Yes, someone, somewhere knows something about the book. And I'm sure the author's mother could tell you volumes about Mr. Feldman, if she was so disposed. 

 But that's not helpful, is it? No sir. I do not know anything about that book.

More helpful: Google search in quote marks the title and separately also in quote marks the author. That pulls up, among others, the Amazon listing for the book. There are some reviews there, though from a variety of backgrounds and not necessarily Reformed, which is what you are looking for. Other of the Google search returns indicate that some of Feldman's articles and even one earlier book are online. Lastly, there is this final exam by Feldman, with student comments attached. Makes my head swim. I learned that Feldman is a foundationalist, whatever that is.


----------



## sastark (Jan 18, 2010)

I was specifically wondering if anyone had used this book or knew what sort of philosopher/what kind of background Richard Feldman comes from.

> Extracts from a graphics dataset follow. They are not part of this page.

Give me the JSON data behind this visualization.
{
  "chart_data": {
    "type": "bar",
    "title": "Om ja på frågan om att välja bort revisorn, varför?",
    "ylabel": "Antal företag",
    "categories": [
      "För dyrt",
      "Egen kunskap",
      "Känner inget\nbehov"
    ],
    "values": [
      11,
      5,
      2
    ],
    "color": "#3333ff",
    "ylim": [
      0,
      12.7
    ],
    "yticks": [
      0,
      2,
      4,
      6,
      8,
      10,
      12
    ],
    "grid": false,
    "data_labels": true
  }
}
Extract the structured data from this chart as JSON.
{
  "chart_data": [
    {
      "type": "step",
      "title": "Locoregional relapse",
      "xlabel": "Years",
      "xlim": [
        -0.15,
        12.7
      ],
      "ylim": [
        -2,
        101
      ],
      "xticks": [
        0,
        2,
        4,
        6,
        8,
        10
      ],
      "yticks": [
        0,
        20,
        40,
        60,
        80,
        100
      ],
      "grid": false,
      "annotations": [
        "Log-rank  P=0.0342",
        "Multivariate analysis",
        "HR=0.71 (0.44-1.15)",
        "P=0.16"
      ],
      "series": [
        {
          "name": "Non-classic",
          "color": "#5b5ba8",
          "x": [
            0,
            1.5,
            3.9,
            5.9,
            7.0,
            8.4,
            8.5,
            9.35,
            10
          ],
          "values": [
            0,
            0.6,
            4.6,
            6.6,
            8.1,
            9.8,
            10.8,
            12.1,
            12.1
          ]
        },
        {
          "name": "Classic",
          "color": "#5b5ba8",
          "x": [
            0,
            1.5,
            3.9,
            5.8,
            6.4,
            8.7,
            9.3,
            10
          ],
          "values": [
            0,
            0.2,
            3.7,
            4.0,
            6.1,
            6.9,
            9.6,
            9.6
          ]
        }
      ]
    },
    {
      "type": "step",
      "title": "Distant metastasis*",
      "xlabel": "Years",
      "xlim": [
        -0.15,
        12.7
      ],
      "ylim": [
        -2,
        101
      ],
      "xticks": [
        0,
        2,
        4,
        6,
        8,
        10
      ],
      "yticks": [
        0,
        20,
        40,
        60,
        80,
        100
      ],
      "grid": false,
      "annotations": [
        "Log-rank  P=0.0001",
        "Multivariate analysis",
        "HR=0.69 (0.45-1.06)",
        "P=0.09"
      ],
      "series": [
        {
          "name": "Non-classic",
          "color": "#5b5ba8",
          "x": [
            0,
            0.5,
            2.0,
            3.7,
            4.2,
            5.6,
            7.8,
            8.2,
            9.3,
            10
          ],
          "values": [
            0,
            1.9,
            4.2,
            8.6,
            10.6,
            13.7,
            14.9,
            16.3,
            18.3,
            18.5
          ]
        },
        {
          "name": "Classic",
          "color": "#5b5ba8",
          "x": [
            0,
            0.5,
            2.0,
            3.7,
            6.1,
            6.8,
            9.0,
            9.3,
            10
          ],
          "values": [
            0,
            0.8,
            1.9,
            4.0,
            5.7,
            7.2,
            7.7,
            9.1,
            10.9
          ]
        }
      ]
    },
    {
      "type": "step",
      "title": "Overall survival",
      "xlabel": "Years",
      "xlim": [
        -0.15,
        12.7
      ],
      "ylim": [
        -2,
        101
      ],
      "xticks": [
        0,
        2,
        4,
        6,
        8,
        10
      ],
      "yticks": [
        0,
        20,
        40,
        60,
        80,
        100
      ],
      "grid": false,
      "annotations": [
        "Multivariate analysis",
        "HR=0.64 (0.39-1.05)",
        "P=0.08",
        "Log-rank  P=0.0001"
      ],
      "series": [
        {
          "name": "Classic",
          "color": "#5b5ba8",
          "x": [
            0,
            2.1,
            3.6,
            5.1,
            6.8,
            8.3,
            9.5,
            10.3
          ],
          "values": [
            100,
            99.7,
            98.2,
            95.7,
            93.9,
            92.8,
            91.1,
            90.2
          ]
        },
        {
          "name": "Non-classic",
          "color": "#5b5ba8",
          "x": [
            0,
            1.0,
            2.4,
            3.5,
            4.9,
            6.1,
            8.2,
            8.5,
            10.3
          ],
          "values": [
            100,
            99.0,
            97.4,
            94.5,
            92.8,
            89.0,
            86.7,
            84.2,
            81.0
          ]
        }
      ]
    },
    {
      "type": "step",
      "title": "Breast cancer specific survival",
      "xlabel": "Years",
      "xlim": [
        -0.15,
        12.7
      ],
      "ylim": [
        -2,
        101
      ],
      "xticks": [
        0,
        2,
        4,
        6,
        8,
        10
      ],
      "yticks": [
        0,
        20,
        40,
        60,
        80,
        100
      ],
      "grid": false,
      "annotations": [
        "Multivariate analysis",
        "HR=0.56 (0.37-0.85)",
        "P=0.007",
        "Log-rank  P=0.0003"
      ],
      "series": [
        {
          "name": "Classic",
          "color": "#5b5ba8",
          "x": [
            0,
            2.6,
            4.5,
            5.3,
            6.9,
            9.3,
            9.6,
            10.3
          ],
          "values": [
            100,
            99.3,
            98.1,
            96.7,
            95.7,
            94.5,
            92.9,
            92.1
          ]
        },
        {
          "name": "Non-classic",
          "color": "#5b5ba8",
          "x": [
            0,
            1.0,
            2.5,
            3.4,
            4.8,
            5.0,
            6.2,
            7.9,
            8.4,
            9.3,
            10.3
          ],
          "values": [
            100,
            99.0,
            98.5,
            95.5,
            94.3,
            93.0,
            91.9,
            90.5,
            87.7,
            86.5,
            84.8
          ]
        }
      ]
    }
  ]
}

Thanks for the info, though Wayne. Judging by that final, I can say I am glad I am not taking the class *from* Feldman.


----------



## Wayne (Jan 18, 2010)

I was dizzy just reading it!


----------



## CharlieJ (Jan 18, 2010)

sastark said:


> I was specifically wondering if anyone had used this book or knew what sort of philosopher/what kind of background Richard Feldman comes from.
> 
> Thanks for the info, though Wayne. Judging by that final, I can say I am glad I am not taking the class *from* Feldman.



Are you kidding? I would love to meet any teacher that could prepare you for an exam like that.


----------



## Philip (Jan 18, 2010)

Wikipedia provides a basically accurate description of foundationalism:



> Foundationalism is any theory in epistemology (typically, theories of justification, but also of knowledge) that holds that beliefs are justified (known, etc.) based on what are called basic beliefs (also commonly called foundational beliefs). Basic beliefs are beliefs that give justificatory support to other beliefs, and more derivative beliefs are based on those more basic beliefs. The basic beliefs are said to be self-justifying or self-evident, that is, they enjoy a non-inferential warrant (or justification), i.e., they are not justified by other beliefs. Typically and historically, foundationalists have held either that basic beliefs are justified by mental events or states, such as experiences, that do not constitute beliefs (these are called nondoxastic mental states), or that they simply are not the type of thing that can be (or needs to be) justified.


----------